I have found that most people fall into one of two camps when it comes to preparing an exam index:
- “I just want a lean & mean listing of terms and the books/pages where I can find the details.”
- “I do not have the time to go flipping through all my books during the exam looking for the answers I need, so I’m going to add brief definitions and other reference info to my index. If I need more detail, I can go to the related pages in my books as required.”
While I understand (and somewhat admire) the first school of thought, I am definitely of the second school when it comes to my indices. Mine tend to weigh in at more than 40 pages per each, and I have them categorized to three levels.
In preparing an index, I recommend the following:
- Plan on making multiple passes through the materials. The first pass will be generic, where you will capture whatever seems most important at the time.
- Do another pass through the materials just for Acronyms! This one is really important, and this is where having a brief definition in your index is a real time saver!

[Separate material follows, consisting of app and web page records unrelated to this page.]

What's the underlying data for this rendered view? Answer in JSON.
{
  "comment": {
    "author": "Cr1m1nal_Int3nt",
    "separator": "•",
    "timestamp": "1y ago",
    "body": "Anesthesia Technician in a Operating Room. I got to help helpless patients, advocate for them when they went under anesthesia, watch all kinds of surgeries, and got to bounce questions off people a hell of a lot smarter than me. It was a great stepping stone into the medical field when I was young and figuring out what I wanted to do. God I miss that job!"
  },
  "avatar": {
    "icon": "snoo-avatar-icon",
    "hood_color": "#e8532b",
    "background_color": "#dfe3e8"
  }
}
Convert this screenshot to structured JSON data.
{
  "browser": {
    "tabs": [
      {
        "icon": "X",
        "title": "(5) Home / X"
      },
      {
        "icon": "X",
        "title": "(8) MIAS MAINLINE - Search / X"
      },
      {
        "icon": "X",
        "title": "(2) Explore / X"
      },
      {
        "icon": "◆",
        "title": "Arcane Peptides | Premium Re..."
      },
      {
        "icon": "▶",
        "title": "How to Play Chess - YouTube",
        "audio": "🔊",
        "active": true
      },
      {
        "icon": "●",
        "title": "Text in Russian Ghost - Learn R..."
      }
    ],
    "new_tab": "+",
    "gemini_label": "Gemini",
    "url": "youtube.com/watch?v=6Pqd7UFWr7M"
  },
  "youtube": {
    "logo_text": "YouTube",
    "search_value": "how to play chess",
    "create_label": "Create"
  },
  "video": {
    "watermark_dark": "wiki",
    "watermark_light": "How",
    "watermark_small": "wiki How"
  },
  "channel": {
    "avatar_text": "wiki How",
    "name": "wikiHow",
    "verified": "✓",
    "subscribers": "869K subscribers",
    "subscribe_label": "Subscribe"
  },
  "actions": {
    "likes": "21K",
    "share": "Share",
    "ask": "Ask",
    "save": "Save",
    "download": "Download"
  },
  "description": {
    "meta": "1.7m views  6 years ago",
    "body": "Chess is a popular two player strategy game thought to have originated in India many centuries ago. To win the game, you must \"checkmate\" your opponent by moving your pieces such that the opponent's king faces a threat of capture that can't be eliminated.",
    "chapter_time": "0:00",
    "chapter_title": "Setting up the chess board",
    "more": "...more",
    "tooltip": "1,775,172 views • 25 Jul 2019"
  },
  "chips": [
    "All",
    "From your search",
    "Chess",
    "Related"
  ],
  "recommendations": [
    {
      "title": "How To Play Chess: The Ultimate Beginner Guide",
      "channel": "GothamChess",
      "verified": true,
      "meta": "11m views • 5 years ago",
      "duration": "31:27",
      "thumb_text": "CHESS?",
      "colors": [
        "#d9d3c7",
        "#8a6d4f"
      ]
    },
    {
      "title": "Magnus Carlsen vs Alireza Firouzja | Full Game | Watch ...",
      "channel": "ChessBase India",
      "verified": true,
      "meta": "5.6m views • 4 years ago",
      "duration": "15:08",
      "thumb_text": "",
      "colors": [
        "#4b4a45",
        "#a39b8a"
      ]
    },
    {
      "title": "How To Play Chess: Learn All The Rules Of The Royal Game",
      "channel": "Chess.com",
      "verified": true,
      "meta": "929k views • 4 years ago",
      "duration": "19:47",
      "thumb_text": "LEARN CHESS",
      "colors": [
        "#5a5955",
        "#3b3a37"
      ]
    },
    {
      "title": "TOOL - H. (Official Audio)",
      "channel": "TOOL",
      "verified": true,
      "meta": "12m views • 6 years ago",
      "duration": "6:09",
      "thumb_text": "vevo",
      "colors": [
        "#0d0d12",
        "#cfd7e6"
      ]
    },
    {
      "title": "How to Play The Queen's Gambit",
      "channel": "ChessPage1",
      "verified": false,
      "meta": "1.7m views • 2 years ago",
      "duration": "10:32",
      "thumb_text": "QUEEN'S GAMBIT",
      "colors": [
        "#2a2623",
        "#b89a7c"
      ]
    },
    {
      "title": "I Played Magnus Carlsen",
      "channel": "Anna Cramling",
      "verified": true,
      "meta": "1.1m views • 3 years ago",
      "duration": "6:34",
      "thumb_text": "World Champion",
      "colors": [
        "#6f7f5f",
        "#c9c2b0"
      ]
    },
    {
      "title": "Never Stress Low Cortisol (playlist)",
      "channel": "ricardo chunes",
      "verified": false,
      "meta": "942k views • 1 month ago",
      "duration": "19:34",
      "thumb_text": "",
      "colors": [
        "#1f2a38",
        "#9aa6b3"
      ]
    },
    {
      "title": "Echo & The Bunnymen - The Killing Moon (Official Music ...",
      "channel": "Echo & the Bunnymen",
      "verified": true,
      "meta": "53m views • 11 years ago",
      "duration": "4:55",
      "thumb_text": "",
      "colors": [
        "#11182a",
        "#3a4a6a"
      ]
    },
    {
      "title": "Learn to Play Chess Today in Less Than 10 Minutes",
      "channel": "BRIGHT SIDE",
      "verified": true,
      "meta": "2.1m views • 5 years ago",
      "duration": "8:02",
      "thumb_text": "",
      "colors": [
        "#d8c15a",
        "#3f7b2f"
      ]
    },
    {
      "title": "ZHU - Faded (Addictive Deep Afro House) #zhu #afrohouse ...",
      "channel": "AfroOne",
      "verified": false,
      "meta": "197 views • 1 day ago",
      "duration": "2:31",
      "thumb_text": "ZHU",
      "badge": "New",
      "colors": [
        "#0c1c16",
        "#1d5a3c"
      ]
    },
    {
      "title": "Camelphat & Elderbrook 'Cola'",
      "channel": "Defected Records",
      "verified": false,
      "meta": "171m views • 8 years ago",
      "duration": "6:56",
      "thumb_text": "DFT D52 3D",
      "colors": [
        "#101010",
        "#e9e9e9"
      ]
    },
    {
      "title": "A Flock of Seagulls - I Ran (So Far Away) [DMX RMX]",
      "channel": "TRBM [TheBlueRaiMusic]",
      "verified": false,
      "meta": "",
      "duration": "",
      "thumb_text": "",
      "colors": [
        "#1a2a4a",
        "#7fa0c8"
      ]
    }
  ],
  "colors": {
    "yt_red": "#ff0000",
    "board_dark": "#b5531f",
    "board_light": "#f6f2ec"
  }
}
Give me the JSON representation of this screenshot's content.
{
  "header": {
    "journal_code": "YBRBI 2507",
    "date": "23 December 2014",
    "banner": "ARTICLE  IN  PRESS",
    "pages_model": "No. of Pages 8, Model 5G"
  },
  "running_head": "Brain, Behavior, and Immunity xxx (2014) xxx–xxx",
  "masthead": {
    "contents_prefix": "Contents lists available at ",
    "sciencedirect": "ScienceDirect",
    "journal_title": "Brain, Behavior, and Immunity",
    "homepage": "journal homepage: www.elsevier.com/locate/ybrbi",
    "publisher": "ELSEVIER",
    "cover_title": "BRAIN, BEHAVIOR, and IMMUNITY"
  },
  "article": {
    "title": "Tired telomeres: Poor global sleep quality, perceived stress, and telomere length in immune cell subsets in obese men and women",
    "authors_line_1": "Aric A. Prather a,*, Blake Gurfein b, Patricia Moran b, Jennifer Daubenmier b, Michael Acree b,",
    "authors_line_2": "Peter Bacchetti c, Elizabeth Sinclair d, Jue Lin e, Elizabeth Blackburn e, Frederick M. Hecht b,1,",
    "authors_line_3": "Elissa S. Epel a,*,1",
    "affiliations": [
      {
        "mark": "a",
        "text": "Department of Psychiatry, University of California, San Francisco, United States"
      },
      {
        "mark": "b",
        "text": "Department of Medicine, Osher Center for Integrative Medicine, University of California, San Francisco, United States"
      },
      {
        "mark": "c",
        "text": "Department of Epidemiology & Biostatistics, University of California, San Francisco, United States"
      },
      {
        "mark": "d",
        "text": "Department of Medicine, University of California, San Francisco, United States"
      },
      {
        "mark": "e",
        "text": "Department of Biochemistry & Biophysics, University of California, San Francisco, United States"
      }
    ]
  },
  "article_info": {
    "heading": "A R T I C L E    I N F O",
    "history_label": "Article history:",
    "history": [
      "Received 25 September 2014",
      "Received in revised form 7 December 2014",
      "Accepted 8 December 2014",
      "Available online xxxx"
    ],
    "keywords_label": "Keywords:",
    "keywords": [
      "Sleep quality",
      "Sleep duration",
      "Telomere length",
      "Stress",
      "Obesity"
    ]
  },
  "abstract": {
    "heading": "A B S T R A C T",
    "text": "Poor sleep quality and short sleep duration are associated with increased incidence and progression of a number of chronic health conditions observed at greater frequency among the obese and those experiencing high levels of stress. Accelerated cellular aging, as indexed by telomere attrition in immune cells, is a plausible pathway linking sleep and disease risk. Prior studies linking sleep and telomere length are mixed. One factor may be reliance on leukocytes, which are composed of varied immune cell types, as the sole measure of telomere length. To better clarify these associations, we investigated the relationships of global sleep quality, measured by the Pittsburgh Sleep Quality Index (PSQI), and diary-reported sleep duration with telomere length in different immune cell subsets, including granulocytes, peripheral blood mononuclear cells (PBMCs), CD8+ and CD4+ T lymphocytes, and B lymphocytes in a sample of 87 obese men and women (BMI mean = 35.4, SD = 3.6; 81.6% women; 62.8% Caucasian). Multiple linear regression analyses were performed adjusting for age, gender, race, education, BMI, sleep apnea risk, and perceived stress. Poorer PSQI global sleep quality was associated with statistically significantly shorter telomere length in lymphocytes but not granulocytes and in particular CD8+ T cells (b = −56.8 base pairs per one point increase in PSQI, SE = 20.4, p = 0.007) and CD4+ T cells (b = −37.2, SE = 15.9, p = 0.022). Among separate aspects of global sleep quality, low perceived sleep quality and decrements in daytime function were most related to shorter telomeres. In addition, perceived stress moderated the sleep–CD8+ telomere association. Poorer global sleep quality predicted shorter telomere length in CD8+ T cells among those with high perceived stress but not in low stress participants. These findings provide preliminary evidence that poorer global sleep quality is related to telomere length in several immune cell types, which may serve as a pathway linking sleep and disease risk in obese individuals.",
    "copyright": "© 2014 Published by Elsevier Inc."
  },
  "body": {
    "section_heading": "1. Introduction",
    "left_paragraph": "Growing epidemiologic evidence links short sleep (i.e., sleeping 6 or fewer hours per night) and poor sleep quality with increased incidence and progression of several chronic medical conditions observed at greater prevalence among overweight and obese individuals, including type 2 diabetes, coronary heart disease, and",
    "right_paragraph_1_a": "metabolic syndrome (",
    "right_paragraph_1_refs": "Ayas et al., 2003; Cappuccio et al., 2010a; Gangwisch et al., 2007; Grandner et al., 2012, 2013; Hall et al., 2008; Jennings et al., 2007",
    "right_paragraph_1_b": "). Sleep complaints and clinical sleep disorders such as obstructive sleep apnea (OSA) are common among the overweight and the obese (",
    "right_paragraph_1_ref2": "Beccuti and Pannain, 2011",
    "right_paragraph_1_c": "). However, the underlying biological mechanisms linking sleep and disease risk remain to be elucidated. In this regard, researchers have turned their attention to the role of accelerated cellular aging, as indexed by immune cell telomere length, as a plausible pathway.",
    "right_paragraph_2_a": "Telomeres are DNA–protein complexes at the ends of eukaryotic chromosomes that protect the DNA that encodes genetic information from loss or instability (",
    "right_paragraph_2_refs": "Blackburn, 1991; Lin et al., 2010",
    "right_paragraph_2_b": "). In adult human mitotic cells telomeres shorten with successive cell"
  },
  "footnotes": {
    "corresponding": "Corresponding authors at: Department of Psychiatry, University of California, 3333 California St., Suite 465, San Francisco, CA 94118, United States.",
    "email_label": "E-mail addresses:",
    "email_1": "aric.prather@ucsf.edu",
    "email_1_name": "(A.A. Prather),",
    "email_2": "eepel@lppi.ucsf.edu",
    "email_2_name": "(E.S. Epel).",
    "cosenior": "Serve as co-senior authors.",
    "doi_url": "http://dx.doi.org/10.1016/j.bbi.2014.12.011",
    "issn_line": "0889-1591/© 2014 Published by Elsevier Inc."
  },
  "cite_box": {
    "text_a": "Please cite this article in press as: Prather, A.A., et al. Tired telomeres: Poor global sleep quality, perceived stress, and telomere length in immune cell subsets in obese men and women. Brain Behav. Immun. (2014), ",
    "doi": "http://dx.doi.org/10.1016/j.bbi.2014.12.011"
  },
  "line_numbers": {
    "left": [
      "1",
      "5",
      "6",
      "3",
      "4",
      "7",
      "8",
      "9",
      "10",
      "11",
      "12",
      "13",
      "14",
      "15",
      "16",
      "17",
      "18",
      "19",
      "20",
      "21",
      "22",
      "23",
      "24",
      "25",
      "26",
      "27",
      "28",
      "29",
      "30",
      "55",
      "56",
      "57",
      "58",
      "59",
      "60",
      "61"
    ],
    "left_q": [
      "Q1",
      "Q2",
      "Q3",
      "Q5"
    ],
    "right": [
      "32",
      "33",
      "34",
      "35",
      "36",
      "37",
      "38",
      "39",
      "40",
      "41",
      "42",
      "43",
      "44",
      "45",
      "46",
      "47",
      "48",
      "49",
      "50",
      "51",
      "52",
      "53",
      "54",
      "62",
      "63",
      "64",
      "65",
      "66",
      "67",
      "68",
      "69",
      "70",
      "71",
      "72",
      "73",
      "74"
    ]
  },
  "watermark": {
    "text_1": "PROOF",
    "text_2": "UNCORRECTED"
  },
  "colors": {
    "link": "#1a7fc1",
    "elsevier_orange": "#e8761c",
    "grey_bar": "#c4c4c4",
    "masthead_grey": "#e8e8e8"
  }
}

- Do another pass through the materials just for tool/program names. GIAC will sometimes have a question about a program that is mentioned exactly once within an entire course.
- Try to capture switches/optional settings for any tools used in course exercises, or at least record where to find them in your books.
- If you have access to MP3s or other recordings of a SANS course, play them while commuting, working out, or taking your dog for a walk. It’s important to get the information into your brain on as many levels as possible.
- Tabs will be your best friends while you’re taking the exam! Add page breaks between each letter in your index and get a good, heavy duty set of alphabetical tab separators.
- Invest in having your index printed (double-sided) and spiral bound. Three-ring binders may seem like a good idea, but they are a pita when you’re cramped in a small exam space.
That’s all I can think of for now. If anything else comes to mind, I’ll add it here, or write a separate post as seems appropriate.